Selling ideas for Ukrainian soybeans have weakened in key destinations such as Turkey and Egypt, as cheaper Brazilian origin continues to pressure Black Sea offers.

The situation has been further complicated by a Ukrainian government proposal to introduce a 10% export duty on soybeans and rapeseed starting in 2025, with the rate set to gradually decline to 5% by 2034. While exemptions are planned for agricultural producers exporting their own crop and for cooperatives handling members’ goods, market participants warn of rising uncertainty.

The Ukrainian Agri Council (VAR) strongly opposes the draft measure, arguing it would harm small and medium-sized farmers, depress procurement prices, and violate Ukraine’s commitments under the EU Association Agreement. The association noted that Ukraine already possesses adequate oilseed processing capacity and warned the proposed duty could lower farm profitability and result in reduced acreage for both crops. VAR urged the parliamentary tax policy committee to reject the amendments.

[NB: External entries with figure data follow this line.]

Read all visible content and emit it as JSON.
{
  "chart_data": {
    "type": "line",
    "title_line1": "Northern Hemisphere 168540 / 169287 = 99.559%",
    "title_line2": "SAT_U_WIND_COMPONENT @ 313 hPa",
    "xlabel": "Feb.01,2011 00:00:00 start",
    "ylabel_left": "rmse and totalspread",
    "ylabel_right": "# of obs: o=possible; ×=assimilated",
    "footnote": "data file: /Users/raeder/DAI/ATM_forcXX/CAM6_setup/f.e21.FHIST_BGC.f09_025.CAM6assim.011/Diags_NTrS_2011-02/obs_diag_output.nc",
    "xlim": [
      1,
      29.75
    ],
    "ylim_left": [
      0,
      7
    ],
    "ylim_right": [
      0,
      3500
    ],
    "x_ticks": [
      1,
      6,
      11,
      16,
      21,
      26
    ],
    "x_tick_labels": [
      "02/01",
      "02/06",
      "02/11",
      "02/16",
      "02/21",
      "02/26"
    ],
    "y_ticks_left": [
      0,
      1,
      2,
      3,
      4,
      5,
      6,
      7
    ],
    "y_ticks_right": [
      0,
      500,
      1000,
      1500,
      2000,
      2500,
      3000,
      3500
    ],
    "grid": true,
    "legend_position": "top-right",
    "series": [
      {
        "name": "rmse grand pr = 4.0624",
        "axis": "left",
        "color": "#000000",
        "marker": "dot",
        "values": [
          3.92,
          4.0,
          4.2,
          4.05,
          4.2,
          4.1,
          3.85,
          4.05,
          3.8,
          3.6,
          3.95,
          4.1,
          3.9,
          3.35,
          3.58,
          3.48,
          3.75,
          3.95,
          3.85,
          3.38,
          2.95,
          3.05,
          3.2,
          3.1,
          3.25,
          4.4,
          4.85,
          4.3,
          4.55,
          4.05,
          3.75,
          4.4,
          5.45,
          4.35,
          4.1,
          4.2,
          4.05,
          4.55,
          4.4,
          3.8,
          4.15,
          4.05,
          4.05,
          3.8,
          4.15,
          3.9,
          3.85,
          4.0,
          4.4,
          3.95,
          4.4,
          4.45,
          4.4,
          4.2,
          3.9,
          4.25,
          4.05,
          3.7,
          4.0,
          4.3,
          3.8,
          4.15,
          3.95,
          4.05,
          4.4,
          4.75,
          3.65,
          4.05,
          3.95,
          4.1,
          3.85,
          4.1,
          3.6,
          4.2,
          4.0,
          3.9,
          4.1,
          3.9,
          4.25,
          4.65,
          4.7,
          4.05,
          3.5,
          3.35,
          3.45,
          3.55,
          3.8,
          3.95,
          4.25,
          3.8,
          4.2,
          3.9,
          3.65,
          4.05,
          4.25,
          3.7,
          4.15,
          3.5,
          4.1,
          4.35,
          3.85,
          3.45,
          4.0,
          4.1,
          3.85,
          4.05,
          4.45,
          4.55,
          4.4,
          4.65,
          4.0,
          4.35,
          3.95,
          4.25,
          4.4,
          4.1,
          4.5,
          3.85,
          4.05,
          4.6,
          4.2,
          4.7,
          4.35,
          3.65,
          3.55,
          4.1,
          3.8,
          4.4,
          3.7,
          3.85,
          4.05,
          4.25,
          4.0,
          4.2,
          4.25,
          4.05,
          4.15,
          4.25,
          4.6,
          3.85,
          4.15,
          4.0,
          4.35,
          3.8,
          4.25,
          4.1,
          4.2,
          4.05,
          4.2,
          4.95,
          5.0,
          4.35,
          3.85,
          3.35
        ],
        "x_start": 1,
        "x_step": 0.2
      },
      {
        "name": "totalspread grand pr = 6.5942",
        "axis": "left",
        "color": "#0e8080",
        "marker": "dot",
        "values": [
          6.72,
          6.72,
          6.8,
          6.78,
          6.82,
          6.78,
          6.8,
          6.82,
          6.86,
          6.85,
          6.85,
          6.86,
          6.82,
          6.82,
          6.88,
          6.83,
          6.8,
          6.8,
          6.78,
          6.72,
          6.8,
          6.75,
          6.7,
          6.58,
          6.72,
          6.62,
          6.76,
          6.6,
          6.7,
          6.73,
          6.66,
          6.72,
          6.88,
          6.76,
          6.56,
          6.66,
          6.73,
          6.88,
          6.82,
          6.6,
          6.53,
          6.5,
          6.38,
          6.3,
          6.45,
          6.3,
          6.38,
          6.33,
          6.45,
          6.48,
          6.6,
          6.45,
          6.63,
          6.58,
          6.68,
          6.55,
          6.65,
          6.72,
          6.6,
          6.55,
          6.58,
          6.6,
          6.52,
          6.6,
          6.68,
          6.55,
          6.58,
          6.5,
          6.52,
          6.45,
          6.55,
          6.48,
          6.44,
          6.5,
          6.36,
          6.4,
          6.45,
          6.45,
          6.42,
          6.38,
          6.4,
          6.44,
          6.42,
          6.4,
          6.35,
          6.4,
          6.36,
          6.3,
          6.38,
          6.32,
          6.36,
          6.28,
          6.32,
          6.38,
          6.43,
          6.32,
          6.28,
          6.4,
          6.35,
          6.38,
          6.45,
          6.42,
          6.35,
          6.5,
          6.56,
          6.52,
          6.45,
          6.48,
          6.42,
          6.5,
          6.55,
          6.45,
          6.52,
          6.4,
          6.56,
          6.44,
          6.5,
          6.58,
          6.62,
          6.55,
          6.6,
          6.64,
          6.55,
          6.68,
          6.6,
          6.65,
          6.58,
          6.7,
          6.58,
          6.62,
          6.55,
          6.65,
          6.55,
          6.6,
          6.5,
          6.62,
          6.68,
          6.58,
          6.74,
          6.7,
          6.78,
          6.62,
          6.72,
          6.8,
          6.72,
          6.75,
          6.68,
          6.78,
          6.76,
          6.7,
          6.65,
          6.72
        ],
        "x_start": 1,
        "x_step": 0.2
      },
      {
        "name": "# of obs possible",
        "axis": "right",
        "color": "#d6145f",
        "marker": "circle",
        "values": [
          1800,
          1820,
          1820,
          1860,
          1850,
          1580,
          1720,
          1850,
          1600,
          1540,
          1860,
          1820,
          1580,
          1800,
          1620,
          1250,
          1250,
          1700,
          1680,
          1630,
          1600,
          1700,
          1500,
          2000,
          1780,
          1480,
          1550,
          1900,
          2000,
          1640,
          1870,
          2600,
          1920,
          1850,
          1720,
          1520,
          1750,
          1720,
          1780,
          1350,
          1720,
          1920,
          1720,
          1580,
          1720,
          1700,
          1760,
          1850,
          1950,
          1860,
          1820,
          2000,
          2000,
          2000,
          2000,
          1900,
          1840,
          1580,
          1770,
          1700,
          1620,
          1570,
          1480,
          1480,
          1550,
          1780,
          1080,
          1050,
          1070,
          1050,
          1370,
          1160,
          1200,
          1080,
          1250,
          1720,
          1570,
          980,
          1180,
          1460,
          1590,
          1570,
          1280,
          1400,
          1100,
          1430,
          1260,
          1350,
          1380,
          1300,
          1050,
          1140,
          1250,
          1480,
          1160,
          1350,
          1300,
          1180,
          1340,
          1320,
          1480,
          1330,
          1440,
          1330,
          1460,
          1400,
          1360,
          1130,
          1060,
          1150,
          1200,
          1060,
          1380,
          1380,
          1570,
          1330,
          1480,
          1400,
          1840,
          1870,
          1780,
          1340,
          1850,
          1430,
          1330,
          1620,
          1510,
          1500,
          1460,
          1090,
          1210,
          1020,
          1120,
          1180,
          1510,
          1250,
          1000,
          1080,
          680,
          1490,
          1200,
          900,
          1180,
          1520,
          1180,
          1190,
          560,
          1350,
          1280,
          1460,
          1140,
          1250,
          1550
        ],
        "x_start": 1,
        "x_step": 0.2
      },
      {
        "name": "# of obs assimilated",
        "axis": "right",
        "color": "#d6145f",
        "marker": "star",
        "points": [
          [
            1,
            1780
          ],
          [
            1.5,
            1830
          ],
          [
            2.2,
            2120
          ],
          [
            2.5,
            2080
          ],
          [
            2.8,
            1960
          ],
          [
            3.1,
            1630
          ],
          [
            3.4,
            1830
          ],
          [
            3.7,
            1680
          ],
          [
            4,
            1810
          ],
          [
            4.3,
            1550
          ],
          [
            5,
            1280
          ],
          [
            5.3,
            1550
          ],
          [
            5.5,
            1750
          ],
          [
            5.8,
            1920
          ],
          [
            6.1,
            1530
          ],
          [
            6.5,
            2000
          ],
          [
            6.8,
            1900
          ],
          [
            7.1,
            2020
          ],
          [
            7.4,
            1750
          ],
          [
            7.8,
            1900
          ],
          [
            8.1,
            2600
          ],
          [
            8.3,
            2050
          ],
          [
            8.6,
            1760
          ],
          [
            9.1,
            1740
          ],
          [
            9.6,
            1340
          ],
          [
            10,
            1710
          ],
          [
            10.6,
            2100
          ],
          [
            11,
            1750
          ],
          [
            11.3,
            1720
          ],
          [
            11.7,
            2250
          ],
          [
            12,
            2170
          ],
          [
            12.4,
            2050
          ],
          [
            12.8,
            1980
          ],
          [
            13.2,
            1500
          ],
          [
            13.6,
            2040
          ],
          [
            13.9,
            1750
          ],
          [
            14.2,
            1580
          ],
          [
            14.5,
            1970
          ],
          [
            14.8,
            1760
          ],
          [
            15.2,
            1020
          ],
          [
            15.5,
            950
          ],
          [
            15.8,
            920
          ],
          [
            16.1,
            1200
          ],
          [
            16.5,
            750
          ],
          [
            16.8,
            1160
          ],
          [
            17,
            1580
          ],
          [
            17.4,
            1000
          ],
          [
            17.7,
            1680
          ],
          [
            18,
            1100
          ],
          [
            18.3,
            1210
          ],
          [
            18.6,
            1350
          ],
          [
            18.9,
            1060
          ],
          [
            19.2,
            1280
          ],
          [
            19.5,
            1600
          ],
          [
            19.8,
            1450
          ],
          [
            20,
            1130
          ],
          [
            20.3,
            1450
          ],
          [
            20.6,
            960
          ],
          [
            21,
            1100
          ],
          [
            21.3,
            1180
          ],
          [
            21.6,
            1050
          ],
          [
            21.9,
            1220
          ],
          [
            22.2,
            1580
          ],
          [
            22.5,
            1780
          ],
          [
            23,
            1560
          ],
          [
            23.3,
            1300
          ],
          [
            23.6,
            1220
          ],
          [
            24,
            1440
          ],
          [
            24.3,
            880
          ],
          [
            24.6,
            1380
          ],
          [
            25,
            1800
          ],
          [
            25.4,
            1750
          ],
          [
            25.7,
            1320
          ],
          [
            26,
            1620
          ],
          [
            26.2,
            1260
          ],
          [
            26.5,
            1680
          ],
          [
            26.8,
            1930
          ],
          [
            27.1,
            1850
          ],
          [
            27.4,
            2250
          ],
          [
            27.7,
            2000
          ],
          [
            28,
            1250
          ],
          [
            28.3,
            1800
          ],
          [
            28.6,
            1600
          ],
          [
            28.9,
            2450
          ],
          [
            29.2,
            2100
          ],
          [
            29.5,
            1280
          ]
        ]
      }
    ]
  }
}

Tetiana Alaverdova, Commercial Director of Ukrprominvest-Agro, told ASAP Agri the timing of the initiative is especially problematic. "It’s not right to make such decisions now, when farmers have already invested and are counting on returns, just weeks before harvest. If exporters who produce their own crops are exempt, that’s a plus — but usually it’s medium and large farms that export directly, so smallholders could suffer."

She added that although supporting domestic processing is important, "we live in different times now — it’s not feasible to simply replicate the policy approach once used to boost sunflower seed crushing."